NEGBUPIOLYA: Chant de retraite. Mandala (1985)
Ces chants étaient exécutés pendant la retraite des enfants, avant la circoncision et même jusqu'au moment où leurs plaies étaient cicatrisées. Cette pièce est une des plus célèbres de ce genre. Aujourd'hui, ces chants peuvent s'entendre à la mort de quelqu'un, autour du cadavre. Autrefois, on les chantait à la circoncision parce que l’on considérait que l’enfant avait quitté une petite vie pour entrer dans une autre plus grande. Les paroles évoquent le grand touraco qui se promène sur les arbres fruitiers. Cet oiseau est le symbole de l'insouciance de la jeunesse. Cela signifie que le temps de l’enfance va prendre fin avec l'initiation qui marque l'entrée dans le monde des adultes. Les instruments sont un tambour cylindrique à peaux, deux tambours à fente, des hochets et des bâtonnets entrechoqués.
NEIBULOYA (Mamboli): Chant de chasse. Mapoli (1984) photo
Ce chant s'exécute à divers moments : au début de la saison de chasse après que le devin du mamboli ait indique la période favorable pour attraper le gibier et au retour d’une chasse fructueuse pour remercier le mamboli de ses bonnes prédictions. Les paroles évoquent le rapport des hommes avec le naando et le mamboli.
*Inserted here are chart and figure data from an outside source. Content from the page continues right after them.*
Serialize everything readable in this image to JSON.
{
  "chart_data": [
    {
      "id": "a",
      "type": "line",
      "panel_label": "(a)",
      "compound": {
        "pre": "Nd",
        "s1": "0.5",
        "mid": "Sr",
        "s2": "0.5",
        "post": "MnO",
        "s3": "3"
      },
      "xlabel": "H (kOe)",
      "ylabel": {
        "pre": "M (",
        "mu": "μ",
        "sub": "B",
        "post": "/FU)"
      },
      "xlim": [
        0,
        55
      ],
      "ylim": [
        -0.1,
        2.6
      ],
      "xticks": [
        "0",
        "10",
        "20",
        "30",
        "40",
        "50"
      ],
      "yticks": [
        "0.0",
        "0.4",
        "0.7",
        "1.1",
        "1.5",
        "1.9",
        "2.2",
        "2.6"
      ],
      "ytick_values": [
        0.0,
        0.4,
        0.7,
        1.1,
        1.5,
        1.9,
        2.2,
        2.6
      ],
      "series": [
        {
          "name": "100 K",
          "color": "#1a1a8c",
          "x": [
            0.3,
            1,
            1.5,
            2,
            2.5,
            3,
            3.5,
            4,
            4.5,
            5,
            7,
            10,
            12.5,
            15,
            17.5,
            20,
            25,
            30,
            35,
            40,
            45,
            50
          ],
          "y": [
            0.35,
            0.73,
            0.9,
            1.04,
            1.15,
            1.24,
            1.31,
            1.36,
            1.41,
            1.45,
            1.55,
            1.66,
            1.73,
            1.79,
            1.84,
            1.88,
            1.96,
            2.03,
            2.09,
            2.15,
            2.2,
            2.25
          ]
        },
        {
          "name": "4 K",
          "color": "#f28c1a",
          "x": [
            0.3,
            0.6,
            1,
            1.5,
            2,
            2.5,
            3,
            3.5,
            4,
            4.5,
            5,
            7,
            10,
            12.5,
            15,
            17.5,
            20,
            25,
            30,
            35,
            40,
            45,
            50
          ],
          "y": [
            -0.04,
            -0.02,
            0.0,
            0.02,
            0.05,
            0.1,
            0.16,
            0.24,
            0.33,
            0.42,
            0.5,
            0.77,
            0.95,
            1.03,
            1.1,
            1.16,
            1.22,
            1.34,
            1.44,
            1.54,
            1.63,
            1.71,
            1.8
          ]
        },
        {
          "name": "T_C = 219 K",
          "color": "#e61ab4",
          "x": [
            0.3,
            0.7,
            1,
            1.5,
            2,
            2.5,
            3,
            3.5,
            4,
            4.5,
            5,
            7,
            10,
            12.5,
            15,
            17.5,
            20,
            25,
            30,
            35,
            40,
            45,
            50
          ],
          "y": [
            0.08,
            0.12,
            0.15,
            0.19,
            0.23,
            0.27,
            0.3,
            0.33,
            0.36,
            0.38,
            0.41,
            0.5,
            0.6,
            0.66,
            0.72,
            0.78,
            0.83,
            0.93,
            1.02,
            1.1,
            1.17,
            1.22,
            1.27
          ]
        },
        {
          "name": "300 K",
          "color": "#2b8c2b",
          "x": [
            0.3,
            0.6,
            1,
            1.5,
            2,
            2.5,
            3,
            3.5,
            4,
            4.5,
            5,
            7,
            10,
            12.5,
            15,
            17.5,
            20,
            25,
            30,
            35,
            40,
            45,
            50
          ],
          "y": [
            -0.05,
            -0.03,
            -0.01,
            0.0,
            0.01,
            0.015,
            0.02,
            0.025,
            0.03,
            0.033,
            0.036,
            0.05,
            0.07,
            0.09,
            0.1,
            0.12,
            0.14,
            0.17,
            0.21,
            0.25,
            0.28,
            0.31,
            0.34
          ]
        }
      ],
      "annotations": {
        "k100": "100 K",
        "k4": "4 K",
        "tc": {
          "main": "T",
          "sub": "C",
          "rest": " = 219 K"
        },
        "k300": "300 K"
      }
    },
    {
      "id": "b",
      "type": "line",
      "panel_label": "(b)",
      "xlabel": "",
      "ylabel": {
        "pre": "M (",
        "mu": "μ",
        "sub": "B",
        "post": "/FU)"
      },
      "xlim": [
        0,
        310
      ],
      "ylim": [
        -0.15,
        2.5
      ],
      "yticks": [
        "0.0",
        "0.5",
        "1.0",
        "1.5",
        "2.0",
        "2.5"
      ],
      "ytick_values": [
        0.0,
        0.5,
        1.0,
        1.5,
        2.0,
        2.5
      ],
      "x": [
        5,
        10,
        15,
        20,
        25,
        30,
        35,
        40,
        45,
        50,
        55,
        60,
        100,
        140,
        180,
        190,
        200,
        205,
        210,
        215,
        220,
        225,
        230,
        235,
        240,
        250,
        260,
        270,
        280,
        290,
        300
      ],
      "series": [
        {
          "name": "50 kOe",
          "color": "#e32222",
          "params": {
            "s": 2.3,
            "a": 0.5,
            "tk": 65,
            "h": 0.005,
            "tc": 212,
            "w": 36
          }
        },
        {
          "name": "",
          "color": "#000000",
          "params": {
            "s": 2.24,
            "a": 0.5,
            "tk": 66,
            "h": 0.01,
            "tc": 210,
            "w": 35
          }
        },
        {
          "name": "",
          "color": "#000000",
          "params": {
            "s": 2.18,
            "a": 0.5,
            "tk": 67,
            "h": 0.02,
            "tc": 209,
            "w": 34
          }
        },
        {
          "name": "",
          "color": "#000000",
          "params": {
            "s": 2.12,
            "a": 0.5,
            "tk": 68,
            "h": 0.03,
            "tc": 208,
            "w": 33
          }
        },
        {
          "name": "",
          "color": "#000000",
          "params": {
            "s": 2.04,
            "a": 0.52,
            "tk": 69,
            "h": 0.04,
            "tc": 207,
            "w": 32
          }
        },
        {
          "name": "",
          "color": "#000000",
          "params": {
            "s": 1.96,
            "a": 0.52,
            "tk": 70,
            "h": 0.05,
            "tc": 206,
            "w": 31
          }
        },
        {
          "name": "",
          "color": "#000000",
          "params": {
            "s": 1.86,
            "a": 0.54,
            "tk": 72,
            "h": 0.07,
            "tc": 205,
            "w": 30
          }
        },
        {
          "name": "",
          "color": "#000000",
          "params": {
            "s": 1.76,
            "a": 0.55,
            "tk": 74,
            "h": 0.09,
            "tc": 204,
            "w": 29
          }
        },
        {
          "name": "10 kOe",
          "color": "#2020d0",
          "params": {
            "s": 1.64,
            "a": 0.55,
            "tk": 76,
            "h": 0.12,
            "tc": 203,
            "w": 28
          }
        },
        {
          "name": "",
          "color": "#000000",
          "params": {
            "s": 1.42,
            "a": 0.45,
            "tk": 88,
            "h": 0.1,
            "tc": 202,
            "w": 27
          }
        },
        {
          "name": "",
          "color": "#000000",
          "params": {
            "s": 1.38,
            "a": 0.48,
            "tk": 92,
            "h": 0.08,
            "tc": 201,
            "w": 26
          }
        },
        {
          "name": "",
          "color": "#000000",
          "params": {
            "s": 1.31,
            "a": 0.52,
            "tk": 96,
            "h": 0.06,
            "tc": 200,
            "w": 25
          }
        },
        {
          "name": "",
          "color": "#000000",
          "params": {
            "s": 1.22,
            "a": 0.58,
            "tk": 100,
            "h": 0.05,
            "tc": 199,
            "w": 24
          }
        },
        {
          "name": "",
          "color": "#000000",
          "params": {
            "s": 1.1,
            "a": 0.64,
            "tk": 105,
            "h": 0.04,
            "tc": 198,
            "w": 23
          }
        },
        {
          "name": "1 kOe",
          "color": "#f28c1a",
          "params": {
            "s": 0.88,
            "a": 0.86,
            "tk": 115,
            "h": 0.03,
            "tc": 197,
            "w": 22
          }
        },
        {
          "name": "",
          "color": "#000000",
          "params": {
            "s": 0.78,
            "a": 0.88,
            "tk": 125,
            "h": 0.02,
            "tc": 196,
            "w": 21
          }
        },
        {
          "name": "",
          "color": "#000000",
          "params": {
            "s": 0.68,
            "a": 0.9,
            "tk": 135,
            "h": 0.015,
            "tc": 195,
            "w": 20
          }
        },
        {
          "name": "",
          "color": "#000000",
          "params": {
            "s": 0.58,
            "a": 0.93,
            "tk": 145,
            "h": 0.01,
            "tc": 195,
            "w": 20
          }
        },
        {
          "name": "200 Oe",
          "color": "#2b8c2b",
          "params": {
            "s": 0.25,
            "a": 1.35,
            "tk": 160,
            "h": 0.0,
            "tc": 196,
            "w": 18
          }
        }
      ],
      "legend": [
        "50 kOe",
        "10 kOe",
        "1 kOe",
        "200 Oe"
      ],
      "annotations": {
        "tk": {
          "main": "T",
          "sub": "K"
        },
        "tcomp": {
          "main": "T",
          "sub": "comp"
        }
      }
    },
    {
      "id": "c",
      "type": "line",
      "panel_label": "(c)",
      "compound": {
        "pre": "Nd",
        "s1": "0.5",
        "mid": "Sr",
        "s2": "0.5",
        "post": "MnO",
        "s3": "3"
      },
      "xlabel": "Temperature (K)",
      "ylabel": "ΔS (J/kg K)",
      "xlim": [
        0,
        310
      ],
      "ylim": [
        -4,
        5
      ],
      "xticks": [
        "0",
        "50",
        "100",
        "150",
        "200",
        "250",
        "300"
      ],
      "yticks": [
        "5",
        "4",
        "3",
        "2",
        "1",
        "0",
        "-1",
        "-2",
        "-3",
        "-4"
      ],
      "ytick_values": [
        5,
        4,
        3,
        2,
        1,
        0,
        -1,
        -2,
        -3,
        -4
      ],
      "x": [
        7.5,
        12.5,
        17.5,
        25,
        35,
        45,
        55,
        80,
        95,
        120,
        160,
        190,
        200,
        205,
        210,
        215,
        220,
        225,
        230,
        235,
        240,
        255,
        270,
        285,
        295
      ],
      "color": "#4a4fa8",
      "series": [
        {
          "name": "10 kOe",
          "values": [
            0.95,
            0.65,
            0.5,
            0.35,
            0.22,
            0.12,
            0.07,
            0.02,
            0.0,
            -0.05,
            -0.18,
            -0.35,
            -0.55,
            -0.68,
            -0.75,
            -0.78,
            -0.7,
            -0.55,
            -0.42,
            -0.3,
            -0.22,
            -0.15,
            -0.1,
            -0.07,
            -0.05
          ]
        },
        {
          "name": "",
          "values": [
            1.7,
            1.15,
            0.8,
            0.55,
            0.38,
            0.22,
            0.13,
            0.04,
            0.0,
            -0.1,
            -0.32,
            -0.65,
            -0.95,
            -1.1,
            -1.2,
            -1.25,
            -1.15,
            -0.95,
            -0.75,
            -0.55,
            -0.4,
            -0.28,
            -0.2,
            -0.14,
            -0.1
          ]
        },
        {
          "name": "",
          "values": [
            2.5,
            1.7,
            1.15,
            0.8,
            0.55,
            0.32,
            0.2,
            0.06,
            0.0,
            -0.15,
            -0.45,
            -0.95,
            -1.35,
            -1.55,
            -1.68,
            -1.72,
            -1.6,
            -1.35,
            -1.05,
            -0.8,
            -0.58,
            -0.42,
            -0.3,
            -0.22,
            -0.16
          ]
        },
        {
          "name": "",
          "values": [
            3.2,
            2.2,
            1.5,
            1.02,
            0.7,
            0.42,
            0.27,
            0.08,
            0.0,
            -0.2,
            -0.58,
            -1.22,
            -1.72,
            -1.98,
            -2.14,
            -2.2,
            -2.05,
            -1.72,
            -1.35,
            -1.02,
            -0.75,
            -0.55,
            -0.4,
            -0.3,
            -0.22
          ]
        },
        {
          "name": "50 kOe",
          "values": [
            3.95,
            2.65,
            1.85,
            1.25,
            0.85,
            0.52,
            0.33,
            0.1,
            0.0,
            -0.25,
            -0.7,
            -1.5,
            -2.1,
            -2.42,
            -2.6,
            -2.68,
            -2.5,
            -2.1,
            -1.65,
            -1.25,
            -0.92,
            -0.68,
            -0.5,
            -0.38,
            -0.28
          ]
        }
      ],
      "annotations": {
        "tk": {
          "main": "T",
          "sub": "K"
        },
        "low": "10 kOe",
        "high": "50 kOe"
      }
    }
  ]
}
Le rite du mamboli s'intègre d'ailleurs dans celui du naando : il en est une partie plus spécifique et concerne des activités précises comme la chasse et la prédiction d'événements que le ritualiste produit à partir de visions. La plupart des chanteurs s'accompagnent avec des bâtonnets qu'ils entrechoquent.
POLYPHONIES ASUA: Medje (1988)
La présence des Pygmées Asua dans l’entourage des chefs Mangbetu est connue depuis le XIXe siècle. L’influence des polyphonies Pygmées est très perceptible dans certains répertoires. C’est notamment le cas dans le jeu des trompes qui est parfois une simple copie des chants. Cette pièce est un magnifique exemple d’une polyphonie vocale dans laquelle on peut entendre la structure contrapuntique typique des chants Pygmées. La répartition des voix avec les hommes qui chantent une sorte de basse obstinée et les femmes qui yodlent est aussi caractéristique. Ce chant peut s’entendre sous diverses formes dans tout le territoire Mangbetu. L’accompagnement rythmique est assuré par des battements de main et des bâtonnets entrechoqués.